ADLİYE ÖNÜNDE BEKLEDİLER
Dava nedeniyle bir grup da Ankara Adalet Sarayının C Kapısı önünde bekledi.. Grupta HÜDA-PAR Genel Başkanı Zekeriya Yapıcıoğlu'nun da arasında bulunduğu bazı parti yöneticileri, maktul ve yaralı yakınları ile Milli Türk Talebe Birliği üyeleri yer aldı. Üzerinde "Katiller yargılanıyor ya azmettiriciler" yazılı pankart açan gruptakiler, "Cici çocuk, medya yıldızı, bırak elinden o sazı" ve "Yasin Börü için adalet" yazılı dövizler taşıdı. Grup ayrıca, "Yasin'e uzanan eller kırılsın", "Yasinlerin yolunu sürdüreceğiz", "Yasin'in katili Selahattin Demirtaş", "Hepimiz Yasiniz, hepimiz Müslümanız" sloganları attı.
DAVAYA BAŞLANDI
Ankara 10. ve Ankara 11. Ağır Ceza Mahkemelerinin birleştirilen solonunda görülen duruşmaya tutuklu sanıklar Mecnun Akkoyun, Sedat Çoban, Ali Güler, Hasan Uyanık, Mahsun Kurt, Ahmet Tura, Uğur ve Ümit Doğanay, Abdurrahman Turan, Abdurrahim Pamuk, Abdurrahman ve Abdulvahap Turan, Hasan Aldemir, Cihan Yıldız, Burhan Dicle, Remzi Özşan, Mehmet Şah Yüce, Ali Karakurt, Rıdvan Baş, Mehmet Çağlar, Resul Savur, Erkan Balaban ve tutuksuz sanık Ahmet Biçici ile Yasin Börü, Ahmet Dakak, Riyat Güneş ve Hasan Gökguz'un yakınları ve taraf avukatları katıldı.
KİMLİK TESPİTLERİ
Tutuklu sanıklar Hasan Okçu ile Ahmet Tanrıverdi de duruşmayı bulundukları cezaevinden Ses ve Görüntü Bilişim Sistemi (SEGBİS) aracılığıyla izledi. Mahkeme Başkanı Musa Yeşil, "Dava kamu güvenliği gerekçesiyle geldi. En ufak mahkemenin huzurunu bozacak davranış olduğunda kapalılık kararı veririm" uyarısında bulundu. İzleyiciler, duruşma salonuna üzerileri arandıktan sonra alındı, salonda güvenliği jandarma sağladı. Kimlik tespiti sırasında bazı sanıkların Kürtçe cevap vermesi üzerine Mahkeme Başkanı, gelecek duruşmalarda Kürtçe tercüman bulundurulacağını söyledi. Duruşmayı, HÜDA-PAR ile Uluslararası Af Örgütü temsilcilerinin aralarında bulunduğu çok sayıdaki sivil toplum kuruluşu temsilcisi ve avukat takip etti.
SANIKLARIN İFADESİ
Güvenlik gerekçesiyle Ankara 2. Ağır Ceza Mahkemesinde görülen duruşmada, kimlik tespiti ve iddianamenin özetlenmesinin ardından sanıkların savunmalarına geçildi.
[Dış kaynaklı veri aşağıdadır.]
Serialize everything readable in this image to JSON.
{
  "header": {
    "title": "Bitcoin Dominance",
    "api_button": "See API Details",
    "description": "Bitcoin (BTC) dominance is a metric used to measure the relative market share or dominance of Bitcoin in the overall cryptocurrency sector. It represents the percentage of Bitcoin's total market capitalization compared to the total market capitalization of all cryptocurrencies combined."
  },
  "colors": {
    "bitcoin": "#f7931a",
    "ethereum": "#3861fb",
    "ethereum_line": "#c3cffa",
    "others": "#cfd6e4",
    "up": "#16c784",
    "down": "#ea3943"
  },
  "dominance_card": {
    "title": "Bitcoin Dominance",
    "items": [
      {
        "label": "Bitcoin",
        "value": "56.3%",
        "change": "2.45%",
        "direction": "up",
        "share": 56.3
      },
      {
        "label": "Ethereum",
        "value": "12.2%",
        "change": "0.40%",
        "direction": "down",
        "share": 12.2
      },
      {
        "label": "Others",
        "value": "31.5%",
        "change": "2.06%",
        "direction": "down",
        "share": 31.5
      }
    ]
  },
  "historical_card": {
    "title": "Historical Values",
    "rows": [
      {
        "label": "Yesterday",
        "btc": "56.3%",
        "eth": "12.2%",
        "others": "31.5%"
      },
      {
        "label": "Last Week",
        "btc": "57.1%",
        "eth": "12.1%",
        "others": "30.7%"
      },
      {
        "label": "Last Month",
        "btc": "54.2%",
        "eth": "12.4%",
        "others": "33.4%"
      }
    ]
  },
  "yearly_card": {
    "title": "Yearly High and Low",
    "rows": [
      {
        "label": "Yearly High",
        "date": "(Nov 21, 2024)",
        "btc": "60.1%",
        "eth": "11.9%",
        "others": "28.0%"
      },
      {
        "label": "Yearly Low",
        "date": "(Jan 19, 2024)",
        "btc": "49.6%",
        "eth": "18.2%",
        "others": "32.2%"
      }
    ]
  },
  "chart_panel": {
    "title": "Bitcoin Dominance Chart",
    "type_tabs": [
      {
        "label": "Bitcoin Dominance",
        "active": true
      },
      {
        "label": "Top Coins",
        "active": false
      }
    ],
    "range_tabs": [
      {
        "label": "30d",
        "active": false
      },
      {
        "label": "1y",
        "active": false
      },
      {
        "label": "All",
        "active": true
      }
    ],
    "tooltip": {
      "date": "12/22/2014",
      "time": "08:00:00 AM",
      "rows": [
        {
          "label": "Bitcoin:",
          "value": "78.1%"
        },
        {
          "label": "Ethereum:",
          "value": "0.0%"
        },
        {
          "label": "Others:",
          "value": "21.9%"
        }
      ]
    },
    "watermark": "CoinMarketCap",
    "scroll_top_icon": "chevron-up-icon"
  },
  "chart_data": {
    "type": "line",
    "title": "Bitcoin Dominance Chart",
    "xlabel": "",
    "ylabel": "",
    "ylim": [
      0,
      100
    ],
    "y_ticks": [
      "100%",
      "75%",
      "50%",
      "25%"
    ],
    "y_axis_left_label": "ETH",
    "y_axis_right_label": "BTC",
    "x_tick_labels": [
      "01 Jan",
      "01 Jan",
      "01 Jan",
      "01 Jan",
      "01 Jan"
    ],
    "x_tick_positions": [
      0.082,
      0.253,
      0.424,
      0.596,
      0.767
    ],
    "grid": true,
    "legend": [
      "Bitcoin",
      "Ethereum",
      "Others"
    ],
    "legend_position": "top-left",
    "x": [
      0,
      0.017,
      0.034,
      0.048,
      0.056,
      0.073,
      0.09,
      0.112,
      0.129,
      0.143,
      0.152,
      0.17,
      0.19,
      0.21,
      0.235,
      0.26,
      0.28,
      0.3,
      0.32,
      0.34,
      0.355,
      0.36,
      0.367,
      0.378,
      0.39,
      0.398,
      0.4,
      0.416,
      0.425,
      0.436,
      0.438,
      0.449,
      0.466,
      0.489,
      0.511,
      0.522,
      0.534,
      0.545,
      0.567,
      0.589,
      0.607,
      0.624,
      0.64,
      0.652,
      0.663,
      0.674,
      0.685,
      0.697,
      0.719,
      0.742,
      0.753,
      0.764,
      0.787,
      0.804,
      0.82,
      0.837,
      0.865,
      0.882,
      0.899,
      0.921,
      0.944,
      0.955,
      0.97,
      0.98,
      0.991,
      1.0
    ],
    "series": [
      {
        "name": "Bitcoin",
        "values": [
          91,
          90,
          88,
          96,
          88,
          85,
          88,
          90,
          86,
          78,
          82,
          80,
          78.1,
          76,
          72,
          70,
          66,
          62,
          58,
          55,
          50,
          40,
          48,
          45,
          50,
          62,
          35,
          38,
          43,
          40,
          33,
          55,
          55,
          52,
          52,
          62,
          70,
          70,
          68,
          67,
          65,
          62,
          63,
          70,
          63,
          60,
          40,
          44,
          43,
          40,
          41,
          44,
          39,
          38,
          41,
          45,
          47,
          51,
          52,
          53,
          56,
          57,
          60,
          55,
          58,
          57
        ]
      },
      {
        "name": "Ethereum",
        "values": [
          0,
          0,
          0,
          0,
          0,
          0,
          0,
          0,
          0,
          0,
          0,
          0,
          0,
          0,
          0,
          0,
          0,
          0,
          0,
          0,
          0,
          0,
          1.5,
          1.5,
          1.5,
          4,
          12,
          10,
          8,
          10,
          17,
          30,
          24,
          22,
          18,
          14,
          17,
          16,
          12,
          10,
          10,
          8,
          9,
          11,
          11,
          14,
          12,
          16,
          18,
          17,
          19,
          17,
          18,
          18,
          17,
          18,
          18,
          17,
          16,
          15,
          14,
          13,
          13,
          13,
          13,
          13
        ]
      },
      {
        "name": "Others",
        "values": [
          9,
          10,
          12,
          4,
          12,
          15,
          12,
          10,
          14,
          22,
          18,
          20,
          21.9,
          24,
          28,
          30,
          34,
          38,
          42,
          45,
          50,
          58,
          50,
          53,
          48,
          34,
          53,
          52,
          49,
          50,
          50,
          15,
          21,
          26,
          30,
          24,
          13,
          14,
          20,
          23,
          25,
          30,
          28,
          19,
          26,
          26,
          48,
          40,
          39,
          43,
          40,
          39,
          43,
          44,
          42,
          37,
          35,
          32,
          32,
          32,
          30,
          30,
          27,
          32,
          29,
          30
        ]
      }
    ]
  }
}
Mahkeme Başkanı Musa Yeşil, sanıklar Mecnun Akkoyun ile Sedat Çoban'ın baskı altında kalıp, gerçekleri söylemekten kaçınabilecekleri gerekçesiyle diğer sanıkların salondan çıkarılmasına karar verdi.
Bu duruma bazı sanık avukatları itirazda bulundu ancak reddedildi.
Sanık Mecnun Akkoyun, 23 Aralık 2014'te polis memurlarının evine gelip kendisini karakola götürdüğünü belirterek, "Polisler bir dosya verdi. Bunu imzalamamı söylediler. İmzalamazsam ailemin öldürüleceğini söylediler. Bayıldım, ayıldıktan sona bu kağıdı imzaladım" ifadesini kullandı.
Savcığa çıkana kadar baskı gördüğünü ileri süren Akkoyun, "PKK veya KCK'nın eylemine katılmadım. Olayı görmedim. Televizyondan öğrendim. Polisler hazırladı dosyayı, bana komplo kuruldu. Üzerime atılı suçları kabul etmiyorum. Orada olsaydım, görüntüm çıkardı" diye konuştu.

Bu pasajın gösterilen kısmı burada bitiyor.